Signal to noise
The primary characteristic of big data is that for any particular problem you wish to apply to it, the proportion of interesting information compared to the amount of garbage you have to sift through is very, very small. With old-fashioned databases, designed when storage was expensive, the intended use was to focus on a small number of very well defined questions: where does account number 8892784237 live? How many months in arrears are they? What was their latest purchase?
While we're getting better at storing big data, which just increases the volume of stuff we collect, we're still in the infancy of extracting relevant, accurate and causally-linked intelligence from it (just ask the NSA or GCHQ). Sure, you can use it to foretell failures, a la HAL in 2001 - so long as your computer doesn't have an agenda of its own - but the number of false positives is very high. There is also the danger with BD of treating everyone as if they were Mr. or Mrs. Average and not designing enough flexibility into its reporting to allow for the possibility that maybe some people are different, or purposely give odd answers.
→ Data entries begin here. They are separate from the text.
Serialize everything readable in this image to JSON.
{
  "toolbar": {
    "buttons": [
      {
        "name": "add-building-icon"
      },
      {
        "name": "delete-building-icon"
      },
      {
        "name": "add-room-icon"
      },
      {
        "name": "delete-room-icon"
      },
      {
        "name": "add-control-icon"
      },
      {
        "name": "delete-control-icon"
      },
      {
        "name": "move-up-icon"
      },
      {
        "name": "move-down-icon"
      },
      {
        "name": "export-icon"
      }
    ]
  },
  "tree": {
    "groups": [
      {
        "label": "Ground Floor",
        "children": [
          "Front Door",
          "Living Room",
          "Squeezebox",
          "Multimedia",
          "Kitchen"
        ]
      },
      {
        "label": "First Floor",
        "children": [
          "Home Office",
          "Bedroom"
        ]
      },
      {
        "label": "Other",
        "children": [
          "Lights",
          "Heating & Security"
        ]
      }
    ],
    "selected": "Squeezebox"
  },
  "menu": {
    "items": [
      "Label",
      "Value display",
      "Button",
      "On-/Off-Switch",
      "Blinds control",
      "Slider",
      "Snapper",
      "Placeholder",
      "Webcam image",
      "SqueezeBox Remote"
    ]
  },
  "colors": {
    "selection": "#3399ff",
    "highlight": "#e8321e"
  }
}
So while BD probably has some advantages in industrial processes, can feed back failure modes to manufacturers to design-out faults from products - it also leads to an increasing homogenisation when applied to people. Until we can advance the data selection processes to match the data collection abilities there will always be the wrong attributes applied to the wrong people, just because we accidentally triggered something while buying granny's incontinence pants on Amazon.